Think of this. You have a bathtub at the same level of the Pacific ocean. You create a small channel 1/8 of an inch high at the lip of the ocean/bathtub, and the gazillion gallons of the ocean trickles in. That 1/8 inch height is same as small voltage difference. The ocean has FAR MORE capacity than you need, but slow flow rate set by height/flow path/pressure diff. The same reason a tap on a tank runs fast at first (high pressure diff) but when almost empty, trickles out forever, as internal level almost same as outlet. Same as alt voltage almost same as batt voltage. Exponential pressure diff. Voltage is elec pressure. High diff - hi flow. Current (amps) is flow.
So, people hate theory, (and just won't believe it) so here is a trial. My Stag, totally flat battery (boot light stuck on). Wanted to take it out, and where I arrived, could take charger/be there all day/charge when I got there. So I jumped it. Stag has a 60 amp alt. And a 60 amp ammeter (I liked to know what was going on when driving interstate 30 years ago....................
I started car (jumper leads) - car charged at 60 amps........... after 30 seconds, dropped to 30 amps. After a minute, down to 15. Two more minutes, 10 amps. After only FIVE MINUTES - down to 5 amps. It STAYED at 5 amps for the entire 40 minute trip to where I was going. Then small 4 amp charger on while at friends house. The Stag alt is a Bosch 60 amp (my mod) that is in perfect cond/can run at 60 amps all day........... it has to to run 7 amp elec water pump/20 amp elec fan/ 24 amps halogen headlights - and has done constantly (interstate trips). So it CAN provide the 60, but battery won't take it.
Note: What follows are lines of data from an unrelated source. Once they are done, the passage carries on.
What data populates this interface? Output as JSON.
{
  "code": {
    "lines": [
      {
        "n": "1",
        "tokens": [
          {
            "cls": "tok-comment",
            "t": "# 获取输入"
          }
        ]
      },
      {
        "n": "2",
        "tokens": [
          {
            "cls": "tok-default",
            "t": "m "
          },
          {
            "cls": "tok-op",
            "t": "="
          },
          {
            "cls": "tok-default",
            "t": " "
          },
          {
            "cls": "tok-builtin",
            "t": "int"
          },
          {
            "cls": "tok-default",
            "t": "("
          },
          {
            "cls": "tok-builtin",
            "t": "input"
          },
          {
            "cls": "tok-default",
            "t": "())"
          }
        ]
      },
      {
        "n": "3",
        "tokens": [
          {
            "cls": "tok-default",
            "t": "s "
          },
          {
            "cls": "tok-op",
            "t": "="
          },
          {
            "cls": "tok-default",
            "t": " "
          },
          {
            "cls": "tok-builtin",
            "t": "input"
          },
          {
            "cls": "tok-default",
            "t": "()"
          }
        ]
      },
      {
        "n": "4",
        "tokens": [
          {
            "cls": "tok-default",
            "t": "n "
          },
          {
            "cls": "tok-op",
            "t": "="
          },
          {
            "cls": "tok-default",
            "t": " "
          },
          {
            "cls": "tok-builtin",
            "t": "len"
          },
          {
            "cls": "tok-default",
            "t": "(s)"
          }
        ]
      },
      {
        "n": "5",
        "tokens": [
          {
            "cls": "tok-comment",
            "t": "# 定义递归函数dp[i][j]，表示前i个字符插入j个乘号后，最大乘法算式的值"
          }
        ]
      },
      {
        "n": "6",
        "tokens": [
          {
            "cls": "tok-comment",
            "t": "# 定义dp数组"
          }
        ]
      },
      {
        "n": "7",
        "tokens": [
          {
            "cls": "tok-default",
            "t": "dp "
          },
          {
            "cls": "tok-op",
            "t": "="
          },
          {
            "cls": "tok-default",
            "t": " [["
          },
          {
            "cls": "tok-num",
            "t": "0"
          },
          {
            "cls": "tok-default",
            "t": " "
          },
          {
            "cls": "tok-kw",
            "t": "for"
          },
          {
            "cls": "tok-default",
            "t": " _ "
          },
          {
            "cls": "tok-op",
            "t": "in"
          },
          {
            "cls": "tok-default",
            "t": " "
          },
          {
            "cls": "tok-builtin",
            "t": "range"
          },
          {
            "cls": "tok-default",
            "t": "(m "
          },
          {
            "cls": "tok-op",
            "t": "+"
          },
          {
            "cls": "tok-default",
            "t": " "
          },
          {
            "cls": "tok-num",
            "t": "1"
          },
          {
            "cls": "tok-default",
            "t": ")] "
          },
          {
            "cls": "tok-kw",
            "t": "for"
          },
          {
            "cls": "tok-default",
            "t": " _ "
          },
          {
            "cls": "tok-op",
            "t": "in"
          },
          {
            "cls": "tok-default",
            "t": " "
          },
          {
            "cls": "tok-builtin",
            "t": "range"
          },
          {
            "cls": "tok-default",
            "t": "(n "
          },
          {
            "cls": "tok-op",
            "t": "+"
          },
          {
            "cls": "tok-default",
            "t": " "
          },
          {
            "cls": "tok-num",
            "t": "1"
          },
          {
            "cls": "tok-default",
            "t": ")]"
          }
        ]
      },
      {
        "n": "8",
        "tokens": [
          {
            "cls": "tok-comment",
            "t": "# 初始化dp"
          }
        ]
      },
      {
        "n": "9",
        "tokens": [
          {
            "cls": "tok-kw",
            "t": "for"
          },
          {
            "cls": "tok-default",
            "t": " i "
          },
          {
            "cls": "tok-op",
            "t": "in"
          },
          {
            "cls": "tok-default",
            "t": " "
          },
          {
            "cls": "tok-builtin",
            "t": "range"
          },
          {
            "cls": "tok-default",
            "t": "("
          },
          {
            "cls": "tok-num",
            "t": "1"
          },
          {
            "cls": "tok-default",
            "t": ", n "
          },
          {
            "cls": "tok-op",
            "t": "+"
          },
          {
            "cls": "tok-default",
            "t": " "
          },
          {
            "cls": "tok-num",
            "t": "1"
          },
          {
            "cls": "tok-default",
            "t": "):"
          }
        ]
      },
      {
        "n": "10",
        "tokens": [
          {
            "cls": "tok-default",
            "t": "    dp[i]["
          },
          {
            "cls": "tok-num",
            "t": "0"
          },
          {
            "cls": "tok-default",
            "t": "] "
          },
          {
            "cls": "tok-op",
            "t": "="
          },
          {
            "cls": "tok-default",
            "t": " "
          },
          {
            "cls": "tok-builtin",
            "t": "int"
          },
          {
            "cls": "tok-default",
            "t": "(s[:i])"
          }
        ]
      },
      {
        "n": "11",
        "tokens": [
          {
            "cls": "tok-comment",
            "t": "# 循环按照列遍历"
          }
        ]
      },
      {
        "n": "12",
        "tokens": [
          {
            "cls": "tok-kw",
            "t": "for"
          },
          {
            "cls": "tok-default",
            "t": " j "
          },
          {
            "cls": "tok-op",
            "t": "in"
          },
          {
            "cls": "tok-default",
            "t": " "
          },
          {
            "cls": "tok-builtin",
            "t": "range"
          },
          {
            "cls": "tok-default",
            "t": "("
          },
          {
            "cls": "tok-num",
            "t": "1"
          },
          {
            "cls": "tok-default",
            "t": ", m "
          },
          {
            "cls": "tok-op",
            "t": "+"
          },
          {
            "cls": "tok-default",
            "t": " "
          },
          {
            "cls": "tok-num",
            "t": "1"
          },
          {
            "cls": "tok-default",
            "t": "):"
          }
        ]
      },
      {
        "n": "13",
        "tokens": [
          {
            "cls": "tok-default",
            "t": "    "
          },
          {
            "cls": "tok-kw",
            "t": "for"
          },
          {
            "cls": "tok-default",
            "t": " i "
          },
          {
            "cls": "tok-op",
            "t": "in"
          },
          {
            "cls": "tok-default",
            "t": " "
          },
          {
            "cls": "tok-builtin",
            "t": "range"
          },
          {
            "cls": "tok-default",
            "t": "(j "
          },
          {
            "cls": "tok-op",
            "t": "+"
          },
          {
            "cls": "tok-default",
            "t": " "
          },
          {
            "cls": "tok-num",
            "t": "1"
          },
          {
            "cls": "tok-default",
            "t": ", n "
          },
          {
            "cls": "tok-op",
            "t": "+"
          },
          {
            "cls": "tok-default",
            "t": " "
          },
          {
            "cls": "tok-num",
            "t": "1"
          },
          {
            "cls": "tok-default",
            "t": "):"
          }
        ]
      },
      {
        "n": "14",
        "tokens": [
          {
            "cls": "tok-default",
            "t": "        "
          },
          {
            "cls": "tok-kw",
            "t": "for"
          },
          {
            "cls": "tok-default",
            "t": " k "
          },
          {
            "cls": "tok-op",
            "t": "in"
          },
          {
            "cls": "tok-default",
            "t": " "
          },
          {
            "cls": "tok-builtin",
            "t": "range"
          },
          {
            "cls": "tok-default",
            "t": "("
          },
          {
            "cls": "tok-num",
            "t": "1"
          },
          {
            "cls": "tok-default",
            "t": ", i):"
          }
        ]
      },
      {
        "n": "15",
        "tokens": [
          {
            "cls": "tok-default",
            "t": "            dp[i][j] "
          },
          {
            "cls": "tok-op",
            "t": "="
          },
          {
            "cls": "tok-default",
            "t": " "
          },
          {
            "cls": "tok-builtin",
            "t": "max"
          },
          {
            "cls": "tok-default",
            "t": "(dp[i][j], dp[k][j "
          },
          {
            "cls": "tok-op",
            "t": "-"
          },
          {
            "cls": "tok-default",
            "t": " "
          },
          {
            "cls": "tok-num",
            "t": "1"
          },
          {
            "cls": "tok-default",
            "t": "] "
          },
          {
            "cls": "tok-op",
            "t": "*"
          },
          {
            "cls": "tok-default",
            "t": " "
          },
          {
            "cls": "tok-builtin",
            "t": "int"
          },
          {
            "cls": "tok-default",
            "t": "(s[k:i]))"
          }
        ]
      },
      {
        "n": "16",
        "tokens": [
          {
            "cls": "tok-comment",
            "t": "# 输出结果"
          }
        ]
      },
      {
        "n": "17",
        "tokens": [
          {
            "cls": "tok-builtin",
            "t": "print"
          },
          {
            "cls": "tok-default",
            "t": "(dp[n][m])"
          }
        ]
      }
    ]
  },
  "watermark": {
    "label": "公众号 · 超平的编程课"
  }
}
So, point is, that is an exponential charge rate.
If your battery is completely flattened, it will need 80 A/H of charge. At 4 amps, that is 20 hours. Your 130 amp alt will supply max for les than a minute. After ten minutes, it will be 8 amps or less, then after half hour will be down to 5.
80 divided by 5 - 16 hours. Is that the "long drive" people are talking about?
I have long experience with deployments (used to do SEA and Gulf deployments/warships, 20 years at sea.) CONSTANTLY get people come back/flat battery, jump start = " I went for a long drive" (half hour); battery must be stuffed. Most threw out batteries that were ok, they just refused to charge them, because "theory from electrician?? Never heard that before."
Yeah, I know, it's boring. But if one person leaves their battery on a smart charger for DAYS and saves it/saves the money on batteries/chargers/connections, maybe the flak I am about to get is worth it.
A smart charger and a load tester are under a hundred dollars. It will be the best money you ever spend - and it MAKES SURE battery is up to it.
That it, I won't spruke this crap again. Thanks for your patience.